Previously, both Brexit and Chilcot have demonstrated that bad Governance can lead to national humiliation. But it is noteworthy that the country's humiliation was NOT caused by the country's citizens at large, but resulted from the flawed operation of a system of government that was presumed to be highly effective, if not superior.
There are in essence just two arms of day to day central government, which make up the heart, brain and spirit of that governing system and embody its currently creaking ethos and values; Westminster and Whitehall.
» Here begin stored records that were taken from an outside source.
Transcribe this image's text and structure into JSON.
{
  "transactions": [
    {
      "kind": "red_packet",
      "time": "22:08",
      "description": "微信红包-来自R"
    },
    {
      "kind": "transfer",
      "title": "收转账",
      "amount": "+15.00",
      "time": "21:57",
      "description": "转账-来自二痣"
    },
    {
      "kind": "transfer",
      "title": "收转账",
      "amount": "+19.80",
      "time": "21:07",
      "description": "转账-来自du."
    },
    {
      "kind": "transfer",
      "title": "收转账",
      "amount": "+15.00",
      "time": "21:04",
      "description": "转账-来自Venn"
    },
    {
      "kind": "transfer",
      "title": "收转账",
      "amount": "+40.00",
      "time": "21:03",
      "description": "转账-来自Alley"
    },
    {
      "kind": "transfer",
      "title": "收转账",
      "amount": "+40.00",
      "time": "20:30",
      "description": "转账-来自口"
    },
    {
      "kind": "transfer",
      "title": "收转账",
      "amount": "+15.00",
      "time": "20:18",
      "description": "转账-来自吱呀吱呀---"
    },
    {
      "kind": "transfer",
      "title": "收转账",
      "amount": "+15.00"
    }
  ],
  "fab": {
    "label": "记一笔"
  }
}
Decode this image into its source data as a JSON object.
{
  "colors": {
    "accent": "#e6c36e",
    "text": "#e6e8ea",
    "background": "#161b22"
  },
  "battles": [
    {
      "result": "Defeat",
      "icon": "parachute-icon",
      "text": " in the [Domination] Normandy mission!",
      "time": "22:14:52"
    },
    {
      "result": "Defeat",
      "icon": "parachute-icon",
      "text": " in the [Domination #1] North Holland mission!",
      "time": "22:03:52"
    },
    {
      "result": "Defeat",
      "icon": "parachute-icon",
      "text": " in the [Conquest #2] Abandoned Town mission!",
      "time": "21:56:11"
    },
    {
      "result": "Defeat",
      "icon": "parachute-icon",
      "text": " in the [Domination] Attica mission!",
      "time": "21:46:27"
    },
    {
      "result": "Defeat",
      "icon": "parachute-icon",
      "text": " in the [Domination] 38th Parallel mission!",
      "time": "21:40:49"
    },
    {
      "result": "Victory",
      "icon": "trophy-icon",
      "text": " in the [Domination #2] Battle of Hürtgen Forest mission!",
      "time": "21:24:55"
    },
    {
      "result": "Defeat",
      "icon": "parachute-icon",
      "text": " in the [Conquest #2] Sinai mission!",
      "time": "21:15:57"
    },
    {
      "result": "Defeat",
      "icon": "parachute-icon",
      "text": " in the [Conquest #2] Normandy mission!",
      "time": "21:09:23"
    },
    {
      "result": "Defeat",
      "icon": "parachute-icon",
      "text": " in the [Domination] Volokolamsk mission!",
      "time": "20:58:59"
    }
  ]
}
We need a diverse, multi-disciplinary and specialist Royal Commission to analyse the forces that led Whitehall to make the constitutionally bankrupt errors of not exerting its fundamental moral purposes of honesty, integrity and objectivity, in the case of both Brexit and Iraq.
I interpret a modern governing system's primary constitutional purpose as ensuring the meritocratic - and thus efficient, effective, systemic, coherent and integrated - execution of governance, in spite of politically motivated - and thus often non-objective - ministerial diktat. So our national humiliation was caused by Whitehall's shortcomings - as represented by both cabinet ministers and civil servants - in tandem with a broken civil service ethos and operating culture. Many other factors contributed to showing up our nation, but a legacy of impaired governance is the key to the failures.
It is time we learned the lesson that, without deploying both systemic and eco-systemic meritocracies and their requisite skills and talents, the governing system that impacts all our lives is dysfunctional. Ministers, both by their nature and background, have little conception of organisational, cultural, strategic and meta-systems leadership; it is to the continued shaming of the Cabinet Office that neither have they, as judged by results.
It is time to change the system and the way it trains and motivates itself to stay ahead of the game. The present Civil Service Leadership might start by defining its responsibilities to citizens, rather than rambling on dogmatically about its own values, neutrality and traditions. They have clearly lost touch with present and future practical realities, let alone essential strategic leadership capabilities.
Government is an intellectual abstraction that, to function well, must identify, learn and leverage the appropriate highest order visionary, conceptual, knowledge-building, problem-solving and creative skills; so as to cause ideal and informed progressive practice when it is most required; not, after a major setback has occurred. That is the basis for radical constitutional, moral and operational reform of our malformed and now imperfect governing system. Will no political party set the system to rights and commission a redesigned governing system that allows for emergence, or do we need a new institution, or political paradigm, or major disaster to set the ball rolling?